The PCAOB goes to China, well, just Hong Kong and inspects some audits
We know which firms' engagements were inspected and we know the PCAOB already found deficiencies and issues to investigate further. But do investors truly want to know what's wrong with China audits?
On December 15, 2022 the PCAOB announced that more than 30 PCAOB staff members had conducted a total of eight on-site inspections and additional investigations in Hong Kong of two Big 4 global network member firms: KPMG Huazhen LLP of mainland China and PricewaterhouseCoopers of Hong Kong.
The PCAOB said in an FAQ issued the same day that it had initially selected three issuers at one firm and two issuers at the other. I am assuming the engagements inspected were related to the 2021 fiscal year. It is too soon to inspect 2022 engagements.
According to its PCAOB Form 2 annual report as of June 2022, PwC Hong Kong issued only two opinions for issuers considered foreign by U.S. regulators in 2021 — iClick Interactive Asia Group Limited and Alibaba Group Holding Limited. According to data from research firm Audit Analytics, PwC Hong Kong issued six opinions in total in 2021 for U.S. foreign issuers — iClick and Alibaba, as well as Asian Infrastructure Investment Bank, China Life Insurance Co LTD, Guangshen Railway Co Ltd, and Petrochina Co Ltd..
KPMG Huazhen signed opinions for 25 U.S. foreign China or Hong Kong issuers in 2021, according to its PCAOB Form 2 annual report as of June 2022. Audit Analytics reports several more opinions for 2021, and there are some on KPMG Huazhen's annual report that are not in Audit Analytics data and vice versa.

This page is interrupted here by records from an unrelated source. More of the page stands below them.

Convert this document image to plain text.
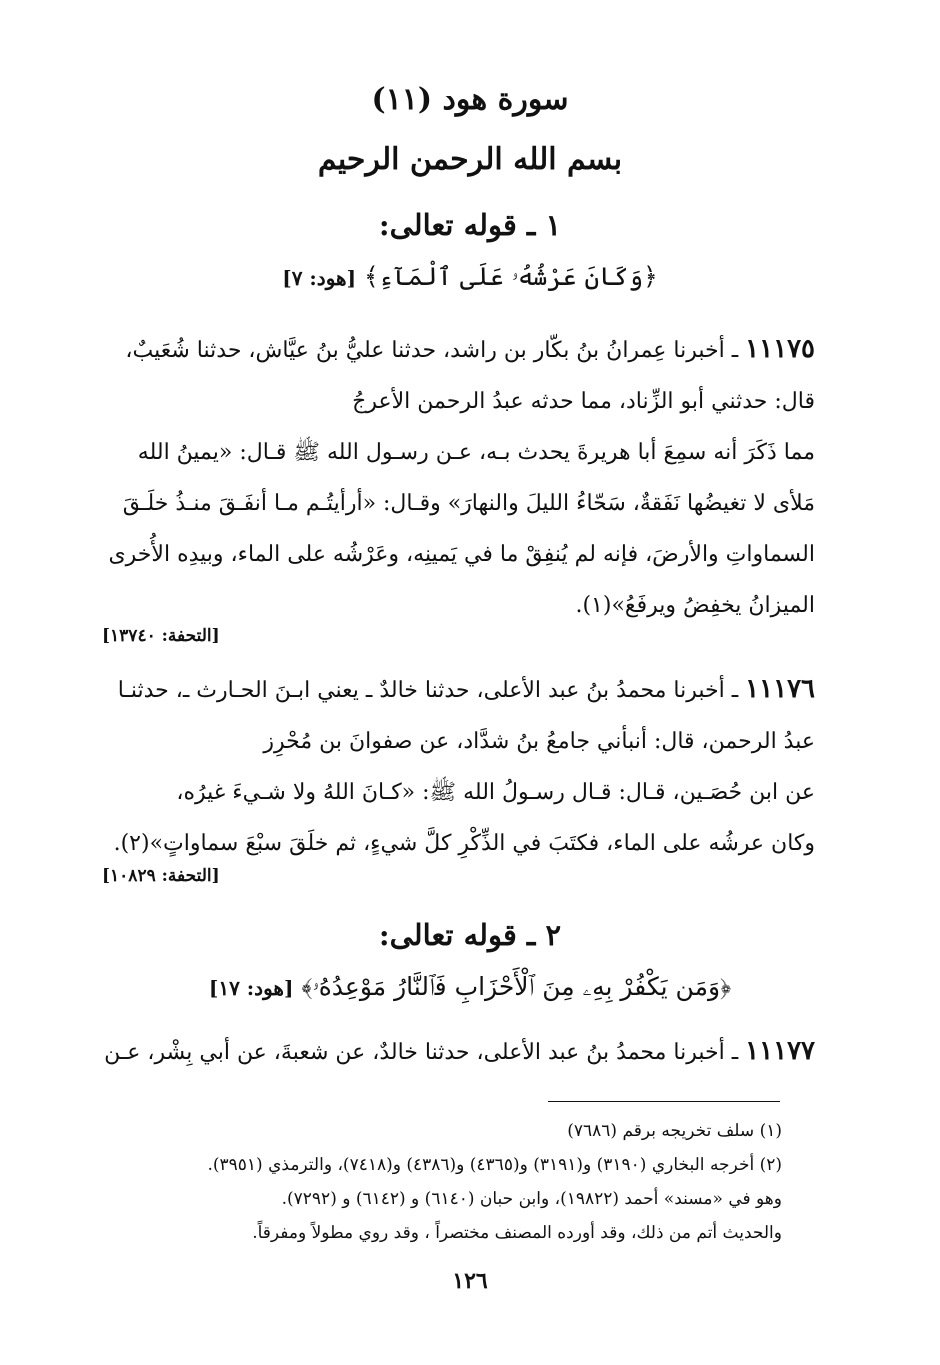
سورة هود (١١)
بسم الله الرحمن الرحيم
١ ـ قوله تعالى:
﴿وَكَانَ عَرْشُهُۥ عَلَى ٱلْمَآءِ﴾ [هود: ٧]
١١١٧٥ ـ أخبرنا عِمرانُ بنُ بكّار بن راشد، حدثنا عليُّ بنُ عيَّاش، حدثنا شُعَيبٌ،
قال: حدثني أبو الزِّناد، مما حدثه عبدُ الرحمن الأعرجُ
مما ذَكَرَ أنه سمِعَ أبا هريرةَ يحدث بـه، عـن رسـول الله ﷺ قـال: «يمينُ الله
مَلأى لا تغيضُها نَفَقةٌ، سَحّاءُ الليلَ والنهارَ» وقـال: «أرأيتُـم مـا أنفَـقَ منـذُ خلَـقَ
السماواتِ والأرضَ، فإنه لم يُنفِقْ ما في يَمينِه، وعَرْشُه على الماء، وبيدِه الأُخرى
الميزانُ يخفِضُ ويرفَعُ»(١).
[التحفة: ١٣٧٤٠]
١١١٧٦ ـ أخبرنا محمدُ بنُ عبد الأعلى، حدثنا خالدٌ ـ يعني ابـنَ الحـارث ـ، حدثنـا
عبدُ الرحمن، قال: أنبأني جامعُ بنُ شدَّاد، عن صفوانَ بن مُحْرِز
عن ابن حُصَـين، قـال: قـال رسـولُ الله ﷺ: «كـانَ اللهُ ولا شـيءَ غيرُه،
وكان عرشُه على الماء، فكتَبَ في الذِّكْرِ كلَّ شيءٍ، ثم خلَقَ سبْعَ سماواتٍ»(٢).
[التحفة: ١٠٨٢٩]
٢ ـ قوله تعالى:
﴿وَمَن يَكْفُرْ بِهِۦ مِنَ ٱلْأَحْزَابِ فَٱلنَّارُ مَوْعِدُهُۥ﴾ [هود: ١٧]
١١١٧٧ ـ أخبرنا محمدُ بنُ عبد الأعلى، حدثنا خالدٌ، عن شعبةَ، عن أبي بِشْر، عـن
(١) سلف تخريجه برقم (٧٦٨٦)
(٢) أخرجه البخاري (٣١٩٠) و(٣١٩١) و(٤٣٦٥) و(٤٣٨٦) و(٧٤١٨)، والترمذي (٣٩٥١).
وهو في «مسند» أحمد (١٩٨٢٢)، وابن حبان (٦١٤٠) و (٦١٤٢) و (٧٢٩٢).
والحديث أتم من ذلك، وقد أورده المصنف مختصراً ، وقد روي مطولاً ومفرقاً.
١٢٦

The PCAOB said its staff selected the firms to be inspected using the same methodology they use in all PCAOB inspections, including consideration of risk factors posed by particular firms or issuer engagements. It said it selected the engagements for each firm from several categories of audit engagements that PRC authorities had denied access to in the past – including large state-owned enterprises and issuers in sensitive industries.
Late last year there were several reports of China state-owned companies voluntarily delisting from U.S. exchanges rather than be subject to inspections of their audits by the PCAOB.
Bloomberg reported that five of China’s largest state-owned companies announced planned to delist from US exchanges as the U.S and China negotiated an agreement to allow the PCAOB to inspect audits of Chinese businesses.
China Life Insurance Co., PetroChina Co. and China Petroleum & Chemical Corp. all disclosed their intentions to delist in statements published in quick succession on Friday, along with Aluminum Corp. of China and Sinopec Shanghai Petrochemical Co.
The WSJ reported just the other day that the last of the state-owned companies were dropping out. Keep in mind, however, that the purpose of the inspections is to evaluate the audit, not necessarily the financial accounting and auditing of the companies themselves. Even if these companies drop their U.S. listing, it is still very useful to understand how well the audit firms have been performing these audits, for the benefit of present and future investors in Chinese companies.
After all, it took an egregious breach of auditing performance, on China-based companies and on China's participation in audits of U.S. based multinationals, for Deloitte U.S. to narc out its own China member firm for doing no audits at all. Recall this is the same firm that was accused of complicity with fraudsters on Longtop and China Media Express, Chinese reverse merge frauds of ten years ago.